Namespace Declaration Inheritance and Superfluous Declaration Deletion

XPath maps namespace declaration over all descendant element nodes, except at and below element where a different declaration of the same namespace prefix appears, as described in Chapter 6. Thus, if you did not take any "thinning" action, all of these namespace declarations would be output by canonicalization. Typically, the deeper an XML structure, the more bottom-level elements would be cluttered with namespace declarations accumulated from their ancestors, most of which would be superfluous.

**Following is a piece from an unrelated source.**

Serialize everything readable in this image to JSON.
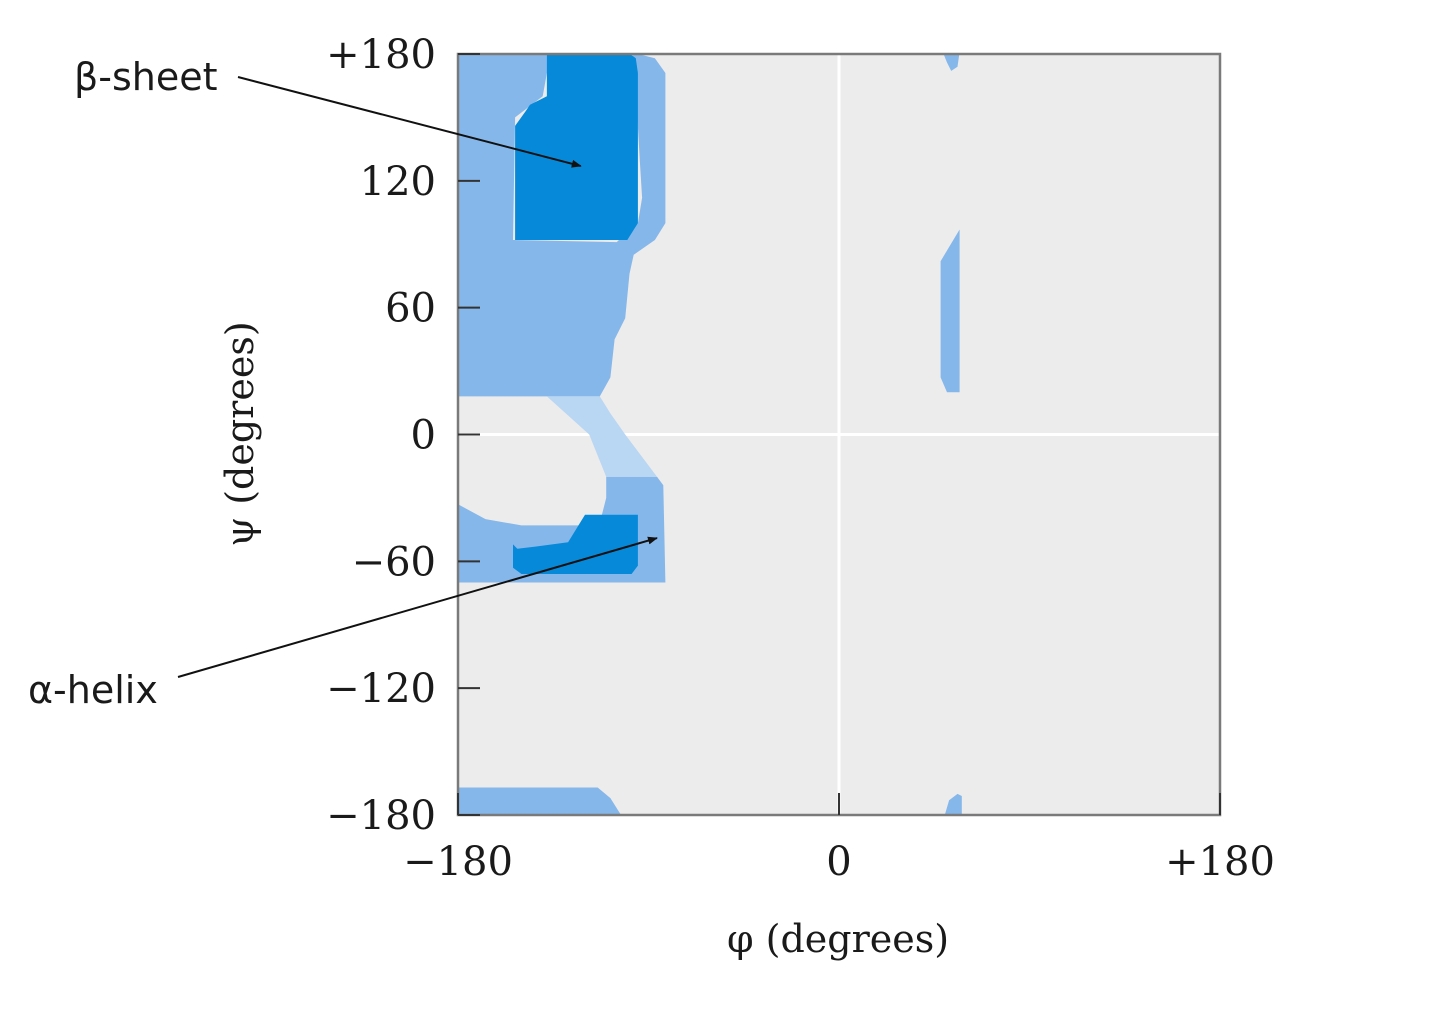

Namespace declarations can be superfluous for several reasons. A declaration that the prefix "xml" represents "http://www.w3.org/XML/1998/namespace", for instance, is considered superfluous because it is always bound to that URI. Likewise, a declaration that the default namespace is null is superfluous at a top-level node. Furthermore, if canonicalization will output a namespace declaration at an element, it would be superfluous to output a declaration of the same prefix with the same URI at a descendant node, unless an intervening declaration changes the binding of that prefix.

For example,

 <Z:ElemA xmlns:Z="http://foo.example" xmlns=""          xmlns:xml="http://www.w3.org/XML/1998/namespace">     <ElemB xmlns:Z="http://foo.example"            Z:attrib="105">content</ElemB> </Z:ElemA>

is output as follows:

 <Z:ElemA xmlns:Z="http://foo.example">     <ElemB Z:attrib="105">content</ElemB> </Z:ElemA>

While it is always reasonable to suppress superfluous namespace declarations below an element in canonicalization output that has the same declaration on it, how do you decide which nonsuperfluous declarations to output?

Canonical XML [Canon] says to output all of the namespace declarations that appear in the XPath node-set for each node in the output unless superfluous. This group always includes all namespace declarations appearing in the XPath node-set for an apex node.

Exclusive XML Canonicalization [Exclusive] says to select for output namespace declarations only at those nodes where the declared prefix is visible before a local element or attribute name. Not all such selected declarations may be output, because an identical output ancestor declaration may make them superfluous. In addition, because some namespace declarations may be needed even though they are not visible, you may supply an optional list of namespace prefixes to the Exclusive XML Canonicalization. Namespace declarations using prefixes on this list are treated as specified for Canonical XML. In particular, if a declaration of any such prefixes is in scope for the apex node, that namespace declaration will be output at the apex node.